Relatives+水题+欧拉函数+素数打表的基本应用+poj

Relatives

Time Limit: 1000MS		Memory Limit: 65536K
Total Submissions: 11122		Accepted: 5383

Description

Given n, a positive integer, how many positive integers less than n are relatively prime to n? Two integers a and b are relatively prime if there are no integers x > 1, y > 0, z > 0 such that a = xy and b = xz.
Input

There are several test cases.
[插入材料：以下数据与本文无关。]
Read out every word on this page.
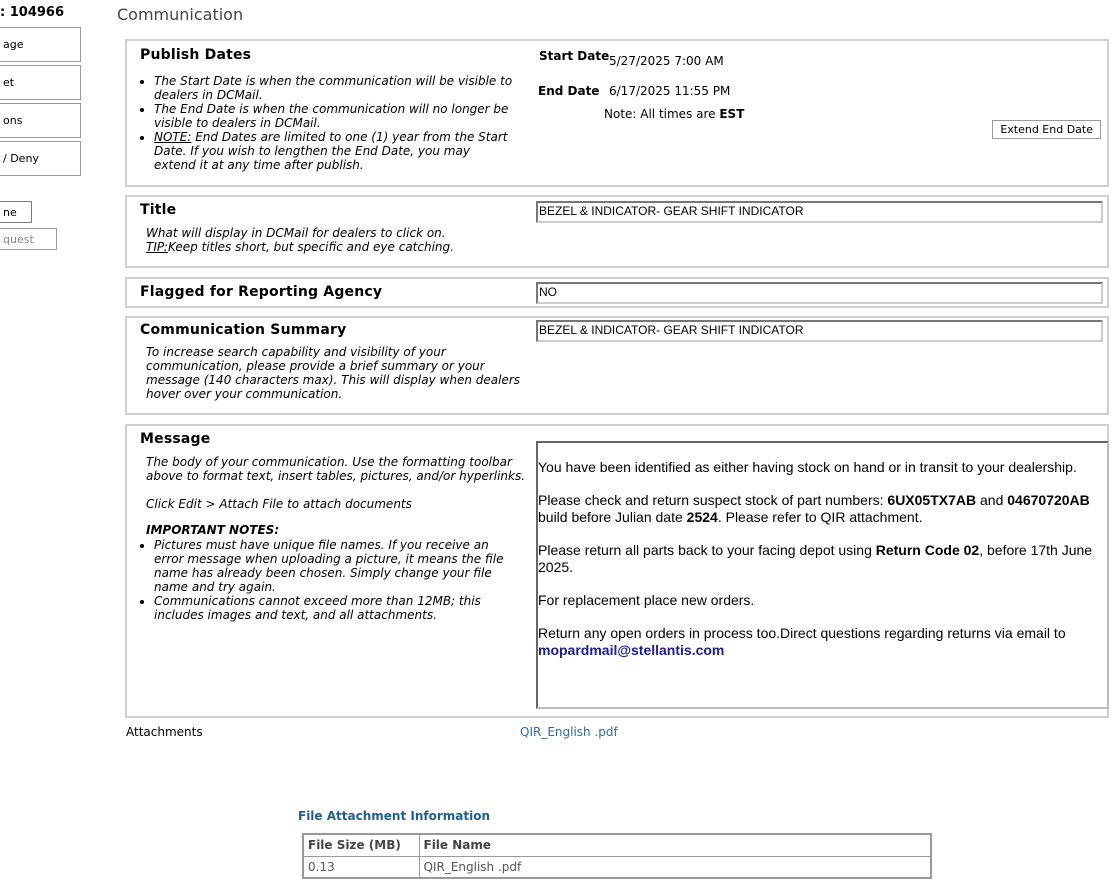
: 104966
age
et
ons
/ Deny
ne
quest
Communication
Publish Dates
• The Start Date is when the communication will be visible to dealers in DCMail.
• The End Date is when the communication will no longer be visible to dealers in DCMail.
• NOTE: End Dates are limited to one (1) year from the Start Date. If you wish to lengthen the End Date, you may extend it at any time after publish.
Start Date 5/27/2025 7:00 AM
End Date 6/17/2025 11:55 PM
Note: All times are EST
Extend End Date
Title
What will display in DCMail for dealers to click on.
TIP:Keep titles short, but specific and eye catching.
BEZEL & INDICATOR- GEAR SHIFT INDICATOR
Flagged for Reporting Agency	NO
Communication Summary
To increase search capability and visibility of your communication, please provide a brief summary or your message (140 characters max). This will display when dealers hover over your communication.
BEZEL & INDICATOR- GEAR SHIFT INDICATOR
Message
The body of your communication. Use the formatting toolbar above to format text, insert tables, pictures, and/or hyperlinks.
Click Edit > Attach File to attach documents
IMPORTANT NOTES:
• Pictures must have unique file names. If you receive an error message when uploading a picture, it means the file name has already been chosen. Simply change your file name and try again.
• Communications cannot exceed more than 12MB; this includes images and text, and all attachments.

You have been identified as either having stock on hand or in transit to your dealership.

Please check and return suspect stock of part numbers: 6UX05TX7AB and 04670720AB build before Julian date 2524. Please refer to QIR attachment.

Please return all parts back to your facing depot using Return Code 02, before 17th June 2025.

For replacement place new orders.

Return any open orders in process too.Direct questions regarding returns via email to mopardmail@stellantis.com

Attachments	QIR_English .pdf
File Attachment Information
File Size (MB)	File Name
0.13	QIR_English .pdf
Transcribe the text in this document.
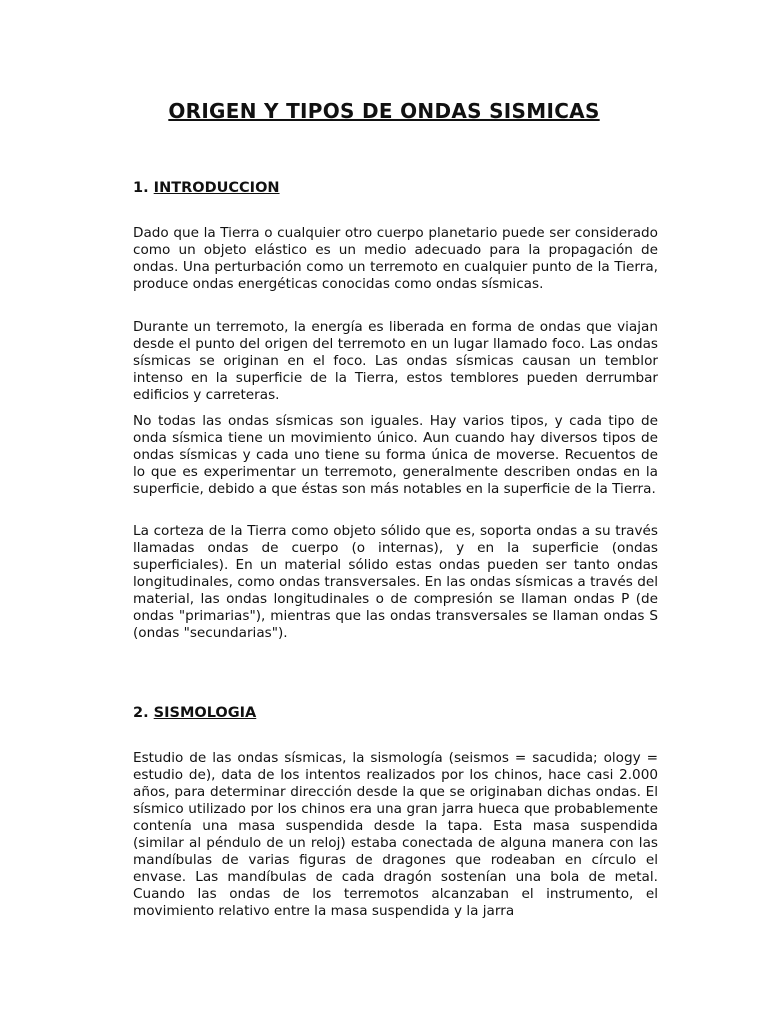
ORIGEN Y TIPOS DE ONDAS SISMICAS
1. INTRODUCCION

Dado que la Tierra o cualquier otro cuerpo planetario puede ser considerado como un objeto elástico es un medio adecuado para la propagación de ondas. Una perturbación como un terremoto en cualquier punto de la Tierra, produce ondas energéticas conocidas como ondas sísmicas.

Durante un terremoto, la energía es liberada en forma de ondas que viajan desde el punto del origen del terremoto en un lugar llamado foco. Las ondas sísmicas se originan en el foco. Las ondas sísmicas causan un temblor intenso en la superficie de la Tierra, estos temblores pueden derrumbar edificios y carreteras.

No todas las ondas sísmicas son iguales. Hay varios tipos, y cada tipo de onda sísmica tiene un movimiento único. Aun cuando hay diversos tipos de ondas sísmicas y cada uno tiene su forma única de moverse. Recuentos de lo que es experimentar un terremoto, generalmente describen ondas en la superficie, debido a que éstas son más notables en la superficie de la Tierra.

La corteza de la Tierra como objeto sólido que es, soporta ondas a su través llamadas ondas de cuerpo (o internas), y en la superficie (ondas superficiales). En un material sólido estas ondas pueden ser tanto ondas longitudinales, como ondas transversales. En las ondas sísmicas a través del material, las ondas longitudinales o de compresión se llaman ondas P (de ondas "primarias"), mientras que las ondas transversales se llaman ondas S (ondas "secundarias").

2. SISMOLOGIA

Estudio de las ondas sísmicas, la sismología (seismos = sacudida; ology = estudio de), data de los intentos realizados por los chinos, hace casi 2.000 años, para determinar dirección desde la que se originaban dichas ondas. El sísmico utilizado por los chinos era una gran jarra hueca que probablemente contenía una masa suspendida desde la tapa. Esta masa suspendida (similar al péndulo de un reloj) estaba conectada de alguna manera con las mandíbulas de varias figuras de dragones que rodeaban en círculo el envase. Las mandíbulas de cada dragón sostenían una bola de metal. Cuando las ondas de los terremotos alcanzaban el instrumento, el movimiento relativo entre la masa suspendida y la jarra
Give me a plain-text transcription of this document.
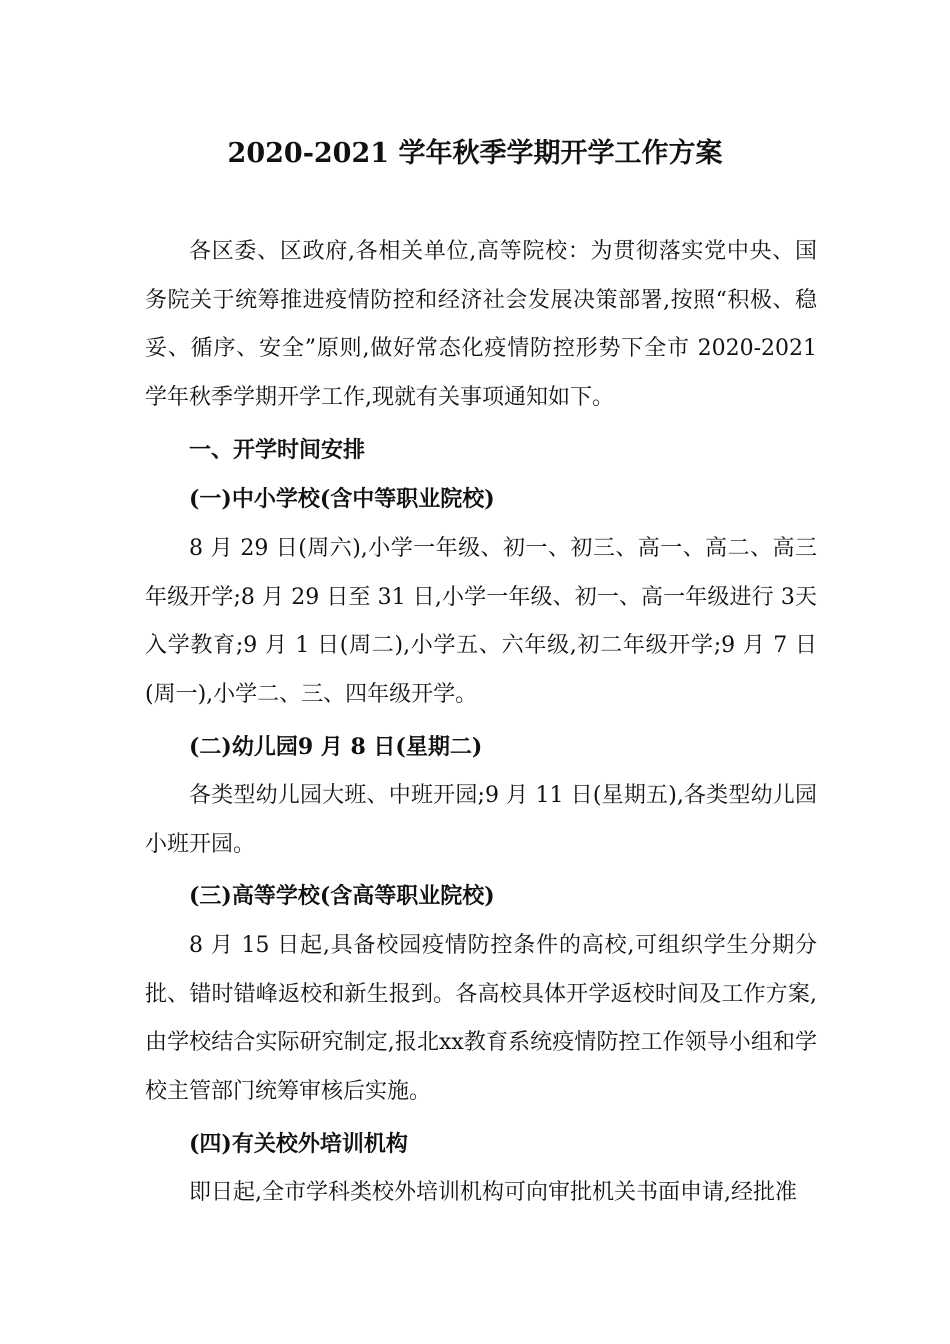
2020-2021 学年秋季学期开学工作方案

各区委、区政府,各相关单位,高等院校：为贯彻落实党中央、国务院关于统筹推进疫情防控和经济社会发展决策部署,按照“积极、稳妥、循序、安全”原则,做好常态化疫情防控形势下全市 2020-2021 学年秋季学期开学工作,现就有关事项通知如下。

一、开学时间安排

(一)中小学校(含中等职业院校)

8 月 29 日(周六),小学一年级、初一、初三、高一、高二、高三年级开学;8 月 29 日至 31 日,小学一年级、初一、高一年级进行 3天入学教育;9 月 1 日(周二),小学五、六年级,初二年级开学;9 月 7 日(周一),小学二、三、四年级开学。

(二)幼儿园9 月 8 日(星期二)

各类型幼儿园大班、中班开园;9 月 11 日(星期五),各类型幼儿园小班开园。

(三)高等学校(含高等职业院校)

8 月 15 日起,具备校园疫情防控条件的高校,可组织学生分期分批、错时错峰返校和新生报到。各高校具体开学返校时间及工作方案,由学校结合实际研究制定,报北xx教育系统疫情防控工作领导小组和学校主管部门统筹审核后实施。

(四)有关校外培训机构

即日起,全市学科类校外培训机构可向审批机关书面申请,经批准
For each test case, standard input contains a line with n <= 1,000,000,000. A line containing 0 follows the last case.
Output

For each test case there should be single line of output answering the question posed above.
Sample Input

7
12
0

Sample Output

6
4

解决方案：水题，没什么好说的。
code：

#include<iostream>
#include<cstdio>
#include<cstring>
#include<vector>
#define MMAX 100000
using namespace std;
vector<int >prime;
bool vis[MMAX];
void init_prime(){
memset(vis,false,sizeof(vis));
prime.clear();
prime.push_back(2);
for(int i=3;i<MMAX;i+=2){
if(!vis[i]){
prime.push_back(i);
for(int j=i+i;j<MMAX;j+=i) vis[j]=true;
}
}
}
int euler(int x){

long long res=x;
int len=prime.size();
for(int i=0;i<len;i++){
if(x%prime[i]==0){
res=res/prime[i]*(prime[i]-1);
while(x%prime[i]==0) x/=prime[i];
}
}
if(x>1) res=res/x*(x-1);
return res;
}
int main()
{
long long n;
init_prime();
while(~scanf("%lld",&n)&&n){
printf("%d\n",euler(n));
}
return 0;
}